Les identités meurtrières
LES IDENTITES MEURTRIERES
Amin MAALOUF
de l'Académie française
Ed. Grasset 1998 – Livre de poche
189 p.
En ces temps de conflits particulièrement meurtriers, nous tirerons sûrement profit de la (re)lecture du livre d'Amin MAALOUF qui développe ce qu'est l'identité d'une personne. Elle ne se résume pas à un nom et à un sexe mais aussi à ses origines, sa langue, son ethnie, sa religion, sa situation d'immigré... Notre appartenance est parfois multiple : père oriental – mère française, père catholique – mère bouddhiste, père inconnu ou mère adoptive...
L'identité parfois compliquée peut conduire à des réactions de peur, de défense, à une exacerbation concernant l'appartenance à un territoire ou à une religion qu'il faut défendre coûte que coûte... jusqu'au meurtre vécu comme une action juste. Les épreuves du passé laissent aussi souvent des cicatrices inguérissables qui à la moindre agression se réveillent et explosent.
Paru en 1998, ce livre très accessible est d'une brûlante actualité et peut nous aider, à défaut de les justifier, à mieux comprendre la complexité des prises de position de certains états et populations. Ces réflexions nous incitent aussi à ne pas généraliser et à ne pas mettre , par exemple, sur le dos de tout croyant islamiste les terribles exactions de quelques-uns. Les drames vécus à Gaza par toute une population innocente en témoignent.
Amin Maalouf élargit ensuite sa réflexion à la question de la mondialisation dans ses bénéfices et risques.
« L'auteur propose une méditation humaniste dans le but de convaincre ses contemporains que l'on peut rester fidèle aux valeurs dont on est l'héritier, sans pour autant se croire menacé par les valeurs dont d'autres sont porteurs. » (Electre 2023)
DG
Extraits
« Avant de devenir un immigré, on est un émigré ; avant d'arriver dans un pays, on a dû en quitter un autre, et les sentiments d'une personne envers la terre qu'elle a quittée ne sont jamais simples.
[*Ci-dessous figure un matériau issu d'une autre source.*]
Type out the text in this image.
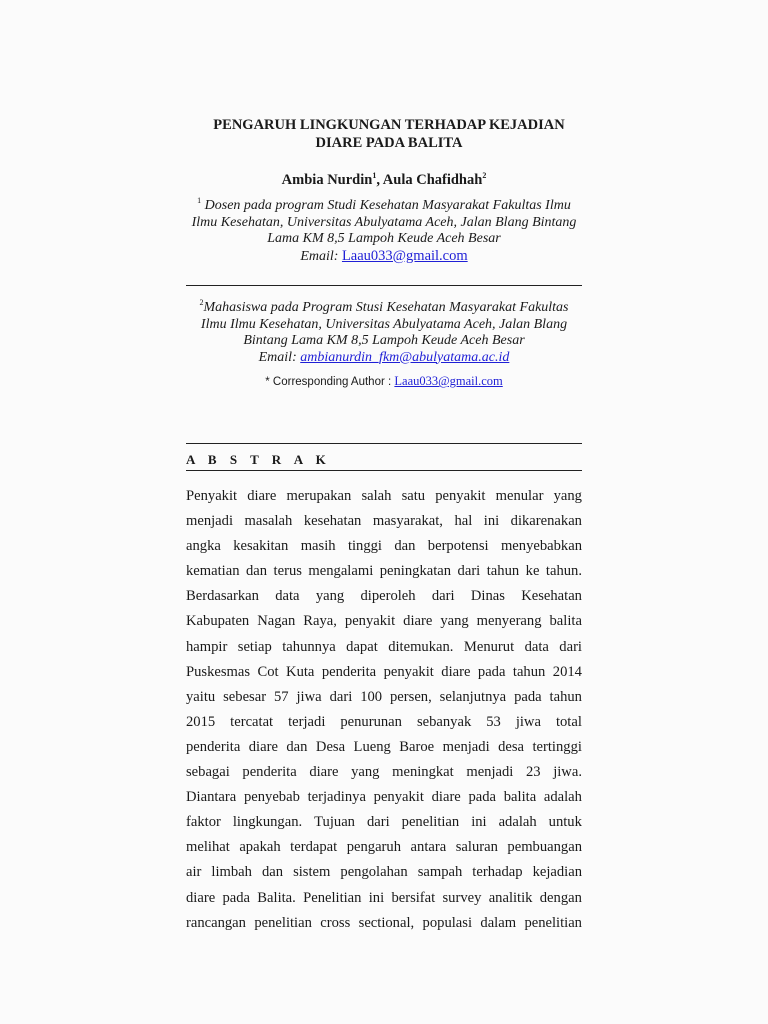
PENGARUH LINGKUNGAN TERHADAP KEJADIAN
DIARE PADA BALITA
Ambia Nurdin$^1$, Aula Chafidhah$^2$
$^1$ Dosen pada program Studi Kesehatan Masyarakat Fakultas Ilmu
Ilmu Kesehatan, Universitas Abulyatama Aceh, Jalan Blang Bintang
Lama KM 8,5 Lampoh Keude Aceh Besar
Email: Laau033@gmail.com
$^2$Mahasiswa pada Program Stusi Kesehatan Masyarakat Fakultas
Ilmu Ilmu Kesehatan, Universitas Abulyatama Aceh, Jalan Blang
Bintang Lama KM 8,5 Lampoh Keude Aceh Besar
Email: ambianurdin_fkm@abulyatama.ac.id
* Corresponding Author : Laau033@gmail.com
A B S T R A K
Penyakit diare merupakan salah satu penyakit menular yang
menjadi masalah kesehatan masyarakat, hal ini dikarenakan
angka kesakitan masih tinggi dan berpotensi menyebabkan
kematian dan terus mengalami peningkatan dari tahun ke tahun.
Berdasarkan data yang diperoleh dari Dinas Kesehatan
Kabupaten Nagan Raya, penyakit diare yang menyerang balita
hampir setiap tahunnya dapat ditemukan. Menurut data dari
Puskesmas Cot Kuta penderita penyakit diare pada tahun 2014
yaitu sebesar 57 jiwa dari 100 persen, selanjutnya pada tahun
2015 tercatat terjadi penurunan sebanyak 53 jiwa total
penderita diare dan Desa Lueng Baroe menjadi desa tertinggi
sebagai penderita diare yang meningkat menjadi 23 jiwa.
Diantara penyebab terjadinya penyakit diare pada balita adalah
faktor lingkungan. Tujuan dari penelitian ini adalah untuk
melihat apakah terdapat pengaruh antara saluran pembuangan
air limbah dan sistem pengolahan sampah terhadap kejadian
diare pada Balita. Penelitian ini bersifat survey analitik dengan
rancangan penelitian cross sectional, populasi dalam penelitian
Si l'on est parti, c'est qu'il y a des choses que l'on a rejetées – la répression, l'insécurité, la pauvreté, l'absence d'horizon. Mais il est fréquent que ce rejet s'accompagne d'un sentiment de culpabilité. Il y a des proches qu'on s'en veut d'avoir abandonnés, une maison où l'on a grandi, tant et tant de souvenirs agréables. Il y a aussi des attaches qui persistent, celles de la langue ou de la religion, et aussi la musique, les compagnons d'exil, les fêtes, la cuisine .
Parallèlement, les sentiments qu'on éprouve envers le pays d'accueil ne sont pas moins ambigus. » (p.48)
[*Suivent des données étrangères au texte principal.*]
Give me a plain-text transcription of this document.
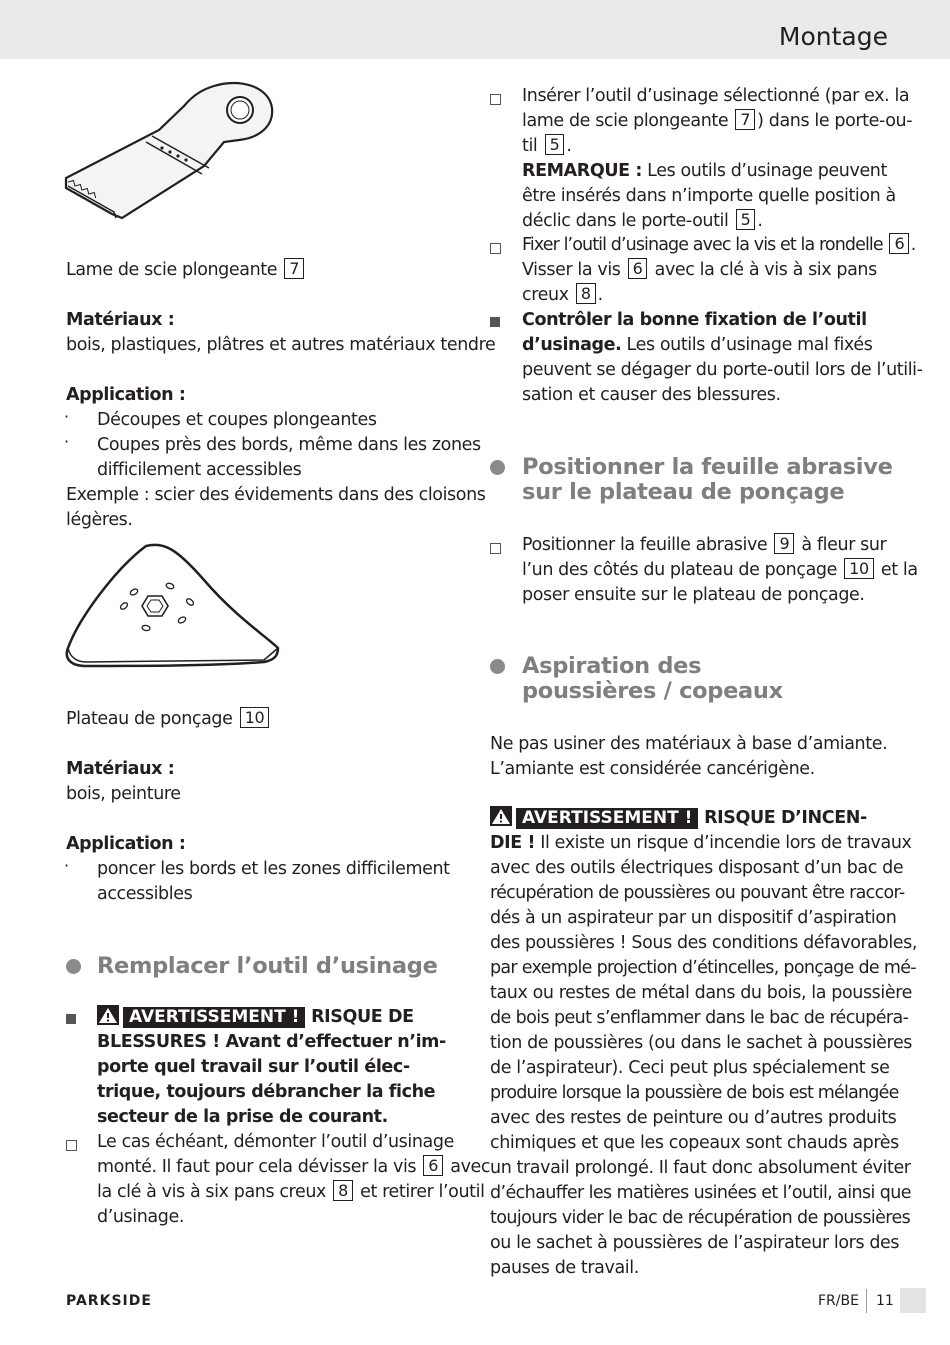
Montage
Lame de scie plongeante 7
Matériaux :
bois, plastiques, plâtres et autres matériaux tendre
Application :
· Découpes et coupes plongeantes
· Coupes près des bords, même dans les zones
difficilement accessibles
Exemple : scier des évidements dans des cloisons
légères.
Plateau de ponçage 10
Matériaux :
bois, peinture
Application :
· poncer les bords et les zones difficilement
accessibles
Remplacer l’outil d’usinage
AVERTISSEMENT ! RISQUE DE
BLESSURES ! Avant d’effectuer n’im-
porte quel travail sur l’outil élec-
trique, toujours débrancher la fiche
secteur de la prise de courant.
Le cas échéant, démonter l’outil d’usinage
monté. Il faut pour cela dévisser la vis 6 avec
la clé à vis à six pans creux 8 et retirer l’outil
d’usinage.
Insérer l’outil d’usinage sélectionné (par ex. la
lame de scie plongeante 7 ) dans le porte-ou-
til 5 .
REMARQUE : Les outils d’usinage peuvent
être insérés dans n’importe quelle position à
déclic dans le porte-outil 5 .
Fixer l’outil d’usinage avec la vis et la rondelle 6 .
Visser la vis 6 avec la clé à vis à six pans
creux 8 .
Contrôler la bonne fixation de l’outil
d’usinage. Les outils d’usinage mal fixés
peuvent se dégager du porte-outil lors de l’utili-
sation et causer des blessures.
Positionner la feuille abrasive
sur le plateau de ponçage
Positionner la feuille abrasive 9 à fleur sur
l’un des côtés du plateau de ponçage 10 et la
poser ensuite sur le plateau de ponçage.
Aspiration des
poussières / copeaux
Ne pas usiner des matériaux à base d’amiante.
L’amiante est considérée cancérigène.
AVERTISSEMENT ! RISQUE D’INCEN-
DIE ! Il existe un risque d’incendie lors de travaux
avec des outils électriques disposant d’un bac de
récupération de poussières ou pouvant être raccor-
dés à un aspirateur par un dispositif d’aspiration
des poussières ! Sous des conditions défavorables,
par exemple projection d’étincelles, ponçage de mé-
taux ou restes de métal dans du bois, la poussière
de bois peut s’enflammer dans le bac de récupéra-
tion de poussières (ou dans le sachet à poussières
de l’aspirateur). Ceci peut plus spécialement se
produire lorsque la poussière de bois est mélangée
avec des restes de peinture ou d’autres produits
chimiques et que les copeaux sont chauds après
un travail prolongé. Il faut donc absolument éviter
d’échauffer les matières usinées et l’outil, ainsi que
toujours vider le bac de récupération de poussières
ou le sachet à poussières de l’aspirateur lors des
pauses de travail.
PARKSIDE	FR/BE 11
« Que de gens pris de vertige, renoncent à comprendre ce qui se passe. Que de gens renoncent à apporter leur contribution à la culture universelle émergente, parce qu'ils ont décrété une fois pour toute que le monde qui les entoure était impénétrable, hostile, carnassier, démentiel, démoniaque. Que de gens sont tentés de se cantonner dans leur rôle de victimes – victimes de l' Amérique, victimes de l'Occident, victimes du capitalisme ou du libéralisme, victimes des nouvelles technologies, victimes des médias, victimes du changement.... S'enfermer dans une mentalité d'agressé est plus dévastateur encore que l'agression elle-même. » (p.143)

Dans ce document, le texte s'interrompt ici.